Following years of unsuccessful efforts by the Colorado legislature to pass meaningful construction defect reform to spur multi-family condominium projects in the state, Governor John Hickenlooper recently signed House Bill 1279 into law. This legislation will make it more difficult for homeowners’ associations to file construction defect lawsuits against the buildings’ construction professionals.
Currently, condominiums make up a very small percentage of the new housing stock in the Denver metro area. As such, there has been rising concern over the lack of affordable housing; especially because median home prices are also on the rise. Some lawmakers and other interested parties claim that the frequency of construction defect lawsuits associated with these multi-family communities is at least partially to blame for the lack of new developments and rise in overall home prices.

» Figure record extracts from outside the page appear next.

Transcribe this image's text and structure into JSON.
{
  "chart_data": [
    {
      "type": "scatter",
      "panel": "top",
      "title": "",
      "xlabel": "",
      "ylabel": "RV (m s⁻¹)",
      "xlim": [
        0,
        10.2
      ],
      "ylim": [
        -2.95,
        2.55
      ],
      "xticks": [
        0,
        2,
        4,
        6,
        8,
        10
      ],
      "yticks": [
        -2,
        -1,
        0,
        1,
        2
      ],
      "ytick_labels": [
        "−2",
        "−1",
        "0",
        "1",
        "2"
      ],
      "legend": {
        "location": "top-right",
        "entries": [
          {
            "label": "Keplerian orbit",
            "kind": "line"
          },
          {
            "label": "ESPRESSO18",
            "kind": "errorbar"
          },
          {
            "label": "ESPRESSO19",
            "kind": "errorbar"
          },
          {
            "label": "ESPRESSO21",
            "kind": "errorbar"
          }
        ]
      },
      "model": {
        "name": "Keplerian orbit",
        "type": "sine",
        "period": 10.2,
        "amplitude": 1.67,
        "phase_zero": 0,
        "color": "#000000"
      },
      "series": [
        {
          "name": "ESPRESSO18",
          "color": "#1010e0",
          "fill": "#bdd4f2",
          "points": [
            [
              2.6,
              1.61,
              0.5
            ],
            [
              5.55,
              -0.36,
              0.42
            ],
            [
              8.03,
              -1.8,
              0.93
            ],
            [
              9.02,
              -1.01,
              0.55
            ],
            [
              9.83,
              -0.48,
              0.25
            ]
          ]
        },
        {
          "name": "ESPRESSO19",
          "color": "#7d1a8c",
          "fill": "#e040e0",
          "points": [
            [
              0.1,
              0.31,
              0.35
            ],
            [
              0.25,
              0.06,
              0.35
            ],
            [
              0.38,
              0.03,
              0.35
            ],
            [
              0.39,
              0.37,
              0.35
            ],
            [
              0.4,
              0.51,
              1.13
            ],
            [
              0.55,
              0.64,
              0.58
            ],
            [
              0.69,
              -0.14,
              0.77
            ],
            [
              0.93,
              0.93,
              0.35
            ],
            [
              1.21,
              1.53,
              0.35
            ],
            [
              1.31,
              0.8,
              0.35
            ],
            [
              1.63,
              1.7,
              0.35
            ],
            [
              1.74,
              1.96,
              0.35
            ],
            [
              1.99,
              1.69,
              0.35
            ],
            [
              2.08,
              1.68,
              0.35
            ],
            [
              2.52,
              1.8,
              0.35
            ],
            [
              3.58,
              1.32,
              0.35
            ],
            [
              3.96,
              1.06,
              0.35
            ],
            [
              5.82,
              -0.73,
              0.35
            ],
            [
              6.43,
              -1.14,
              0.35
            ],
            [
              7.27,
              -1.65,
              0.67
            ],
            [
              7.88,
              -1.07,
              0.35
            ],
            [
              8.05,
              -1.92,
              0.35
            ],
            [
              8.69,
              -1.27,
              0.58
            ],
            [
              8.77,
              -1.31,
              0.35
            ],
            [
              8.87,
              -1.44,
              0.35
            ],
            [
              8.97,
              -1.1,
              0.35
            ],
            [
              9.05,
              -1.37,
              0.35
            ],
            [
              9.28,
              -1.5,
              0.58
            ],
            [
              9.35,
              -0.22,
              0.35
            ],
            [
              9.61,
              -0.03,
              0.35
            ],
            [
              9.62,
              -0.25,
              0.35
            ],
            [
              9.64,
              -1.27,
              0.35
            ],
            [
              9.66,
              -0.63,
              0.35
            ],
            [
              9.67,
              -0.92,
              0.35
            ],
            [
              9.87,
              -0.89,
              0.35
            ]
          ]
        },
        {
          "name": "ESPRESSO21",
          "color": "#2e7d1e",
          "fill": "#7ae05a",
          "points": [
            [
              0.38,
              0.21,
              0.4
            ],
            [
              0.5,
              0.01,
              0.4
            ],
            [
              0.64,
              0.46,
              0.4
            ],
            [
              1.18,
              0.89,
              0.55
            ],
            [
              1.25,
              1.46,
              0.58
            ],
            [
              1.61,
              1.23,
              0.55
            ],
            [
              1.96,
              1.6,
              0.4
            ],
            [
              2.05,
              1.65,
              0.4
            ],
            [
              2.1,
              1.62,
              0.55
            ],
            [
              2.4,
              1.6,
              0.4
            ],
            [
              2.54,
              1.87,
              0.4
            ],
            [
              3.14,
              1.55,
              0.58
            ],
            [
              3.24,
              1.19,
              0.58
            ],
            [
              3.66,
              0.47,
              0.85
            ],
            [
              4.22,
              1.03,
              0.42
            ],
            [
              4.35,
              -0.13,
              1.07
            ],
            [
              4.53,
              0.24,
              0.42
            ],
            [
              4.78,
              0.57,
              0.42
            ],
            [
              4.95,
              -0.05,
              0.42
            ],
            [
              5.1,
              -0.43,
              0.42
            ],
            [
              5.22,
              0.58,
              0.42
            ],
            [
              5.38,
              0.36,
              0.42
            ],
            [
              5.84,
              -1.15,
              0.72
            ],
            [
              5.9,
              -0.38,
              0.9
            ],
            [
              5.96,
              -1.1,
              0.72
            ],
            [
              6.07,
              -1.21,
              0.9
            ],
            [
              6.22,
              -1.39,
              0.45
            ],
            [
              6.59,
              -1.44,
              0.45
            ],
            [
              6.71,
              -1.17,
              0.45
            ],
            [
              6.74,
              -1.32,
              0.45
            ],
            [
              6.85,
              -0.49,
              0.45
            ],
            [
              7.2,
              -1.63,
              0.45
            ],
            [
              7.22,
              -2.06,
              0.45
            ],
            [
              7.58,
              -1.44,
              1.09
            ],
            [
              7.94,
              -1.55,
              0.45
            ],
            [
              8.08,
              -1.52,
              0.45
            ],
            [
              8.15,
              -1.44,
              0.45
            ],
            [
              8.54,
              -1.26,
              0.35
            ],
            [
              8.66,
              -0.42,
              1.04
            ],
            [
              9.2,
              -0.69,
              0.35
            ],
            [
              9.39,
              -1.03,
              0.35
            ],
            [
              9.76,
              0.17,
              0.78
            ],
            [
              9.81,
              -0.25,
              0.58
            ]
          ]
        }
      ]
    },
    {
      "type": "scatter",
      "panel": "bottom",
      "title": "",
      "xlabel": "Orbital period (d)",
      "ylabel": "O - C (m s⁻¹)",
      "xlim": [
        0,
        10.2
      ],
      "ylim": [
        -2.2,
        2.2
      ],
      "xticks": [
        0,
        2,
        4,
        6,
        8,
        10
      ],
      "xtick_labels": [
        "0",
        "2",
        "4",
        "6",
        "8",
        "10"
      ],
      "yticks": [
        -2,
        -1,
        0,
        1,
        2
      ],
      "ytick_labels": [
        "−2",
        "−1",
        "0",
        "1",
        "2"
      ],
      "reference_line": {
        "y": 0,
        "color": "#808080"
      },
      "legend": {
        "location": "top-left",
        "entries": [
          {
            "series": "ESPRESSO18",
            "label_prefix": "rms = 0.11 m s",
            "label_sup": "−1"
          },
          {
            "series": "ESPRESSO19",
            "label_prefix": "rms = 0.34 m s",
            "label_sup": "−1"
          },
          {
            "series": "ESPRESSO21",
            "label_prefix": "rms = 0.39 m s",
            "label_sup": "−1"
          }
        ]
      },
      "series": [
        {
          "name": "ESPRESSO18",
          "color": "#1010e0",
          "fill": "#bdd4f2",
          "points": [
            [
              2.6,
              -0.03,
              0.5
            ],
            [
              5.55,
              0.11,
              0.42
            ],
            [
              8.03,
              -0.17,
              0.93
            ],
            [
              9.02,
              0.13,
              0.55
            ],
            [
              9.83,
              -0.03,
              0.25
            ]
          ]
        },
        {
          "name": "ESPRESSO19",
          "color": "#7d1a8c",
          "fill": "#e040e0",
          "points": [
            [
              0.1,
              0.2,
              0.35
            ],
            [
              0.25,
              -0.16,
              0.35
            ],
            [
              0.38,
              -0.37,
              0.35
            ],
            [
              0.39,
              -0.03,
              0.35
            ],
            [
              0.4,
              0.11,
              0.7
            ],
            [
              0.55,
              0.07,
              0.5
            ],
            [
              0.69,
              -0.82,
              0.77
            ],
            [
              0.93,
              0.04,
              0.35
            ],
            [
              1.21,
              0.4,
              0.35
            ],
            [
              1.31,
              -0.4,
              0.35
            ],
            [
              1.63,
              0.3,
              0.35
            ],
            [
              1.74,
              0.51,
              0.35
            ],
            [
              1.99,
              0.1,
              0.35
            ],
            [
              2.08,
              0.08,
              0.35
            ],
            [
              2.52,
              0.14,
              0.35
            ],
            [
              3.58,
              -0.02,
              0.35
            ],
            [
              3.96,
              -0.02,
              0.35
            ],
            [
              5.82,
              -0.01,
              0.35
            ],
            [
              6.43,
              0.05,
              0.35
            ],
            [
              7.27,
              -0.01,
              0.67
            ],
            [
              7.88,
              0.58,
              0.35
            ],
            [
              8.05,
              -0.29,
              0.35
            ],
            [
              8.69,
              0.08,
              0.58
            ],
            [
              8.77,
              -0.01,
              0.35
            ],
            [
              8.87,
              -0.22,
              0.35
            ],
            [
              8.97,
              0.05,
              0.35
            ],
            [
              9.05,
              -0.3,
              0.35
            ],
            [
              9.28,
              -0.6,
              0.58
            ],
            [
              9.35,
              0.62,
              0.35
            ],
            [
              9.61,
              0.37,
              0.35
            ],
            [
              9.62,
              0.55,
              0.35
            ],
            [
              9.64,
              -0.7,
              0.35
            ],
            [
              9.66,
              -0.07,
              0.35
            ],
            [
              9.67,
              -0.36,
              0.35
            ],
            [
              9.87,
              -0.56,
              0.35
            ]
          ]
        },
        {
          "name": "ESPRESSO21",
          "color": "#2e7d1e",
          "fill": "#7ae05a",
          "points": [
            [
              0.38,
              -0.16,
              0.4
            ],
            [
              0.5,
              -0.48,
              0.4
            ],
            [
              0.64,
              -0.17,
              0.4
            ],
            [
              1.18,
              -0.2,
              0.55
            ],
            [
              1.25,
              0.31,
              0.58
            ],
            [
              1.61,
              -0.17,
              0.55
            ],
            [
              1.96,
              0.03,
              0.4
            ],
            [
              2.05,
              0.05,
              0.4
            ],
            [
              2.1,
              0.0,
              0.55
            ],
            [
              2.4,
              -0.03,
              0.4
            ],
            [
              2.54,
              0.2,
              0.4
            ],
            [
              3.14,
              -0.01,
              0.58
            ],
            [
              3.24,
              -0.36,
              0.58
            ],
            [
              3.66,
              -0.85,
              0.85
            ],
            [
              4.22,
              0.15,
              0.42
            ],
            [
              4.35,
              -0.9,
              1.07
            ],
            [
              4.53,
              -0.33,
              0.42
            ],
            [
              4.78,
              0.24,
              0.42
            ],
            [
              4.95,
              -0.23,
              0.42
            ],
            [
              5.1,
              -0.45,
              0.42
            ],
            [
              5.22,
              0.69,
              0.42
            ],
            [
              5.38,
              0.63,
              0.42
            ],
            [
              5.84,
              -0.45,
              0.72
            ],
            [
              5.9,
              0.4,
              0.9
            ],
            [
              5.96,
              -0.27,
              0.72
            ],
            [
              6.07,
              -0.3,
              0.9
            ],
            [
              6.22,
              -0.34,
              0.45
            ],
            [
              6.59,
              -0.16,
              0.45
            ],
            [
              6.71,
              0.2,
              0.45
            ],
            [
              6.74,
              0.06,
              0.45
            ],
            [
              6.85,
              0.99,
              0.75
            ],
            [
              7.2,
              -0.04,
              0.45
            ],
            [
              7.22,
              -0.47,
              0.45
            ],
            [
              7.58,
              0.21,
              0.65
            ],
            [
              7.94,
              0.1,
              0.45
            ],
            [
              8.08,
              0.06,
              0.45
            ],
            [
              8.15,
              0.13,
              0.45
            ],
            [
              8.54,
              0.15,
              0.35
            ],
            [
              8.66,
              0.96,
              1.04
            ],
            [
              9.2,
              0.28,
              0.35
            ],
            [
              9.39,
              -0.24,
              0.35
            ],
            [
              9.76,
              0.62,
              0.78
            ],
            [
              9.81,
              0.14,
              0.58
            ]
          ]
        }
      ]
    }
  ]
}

In the past, homeowners’ associations could sue builders for poor construction with the approval of a simple majority of an association’s board members. Subcontractors often had little recourse in these suits and they and/or their liability insurance carrier faced significant defense costs even though they completed only a small percentage of the construction work. These risks meant there were fewer subcontractors willing to do the work, fewer liability insurance carriers willing to insure such work, and fewer developers willing to build condominiums.
Lawmakers hope this legislation will encourage developers to once again start constructing multi-family condominium projects rather than focusing predominately on apartment buildings, to increase the inventory of affordable housing available for purchase; particularly, for younger first-time buyers. This is particularly important because apartment rent has skyrocketed in the metro area.
The law contains two key measures:
- A majority of a community’s homeowners must vote and approve a construction defect lawsuit before one could be filed, rather than simply a majority of the homeowners’ association board members; and
- It provides for a 90-day election period for the homeowners to vote on whether to file a lawsuit, following a mandatory meeting during which unit owners will have the opportunity to hear from representatives of both the homeowners’ association and construction professionals to explain the pros and cons of a lawsuit (including the potential costs and risks) before litigation could be filed.
As of now, it remains unclear how the success of this bill will be measured with respect to spurring new multi-family condominium construction. Some preliminary indicators may include an influx of liability insurers returning to the market, a decrease in premiums for policies sold to construction professionals, and ultimately, an increase in developers’ willingness and plans to undertake such projects. Certainly, lawmakers and other interested parties will keep a close eye on the early impact of this legislation to determine the necessity and scope of future measures. This law took effect immediately upon passage.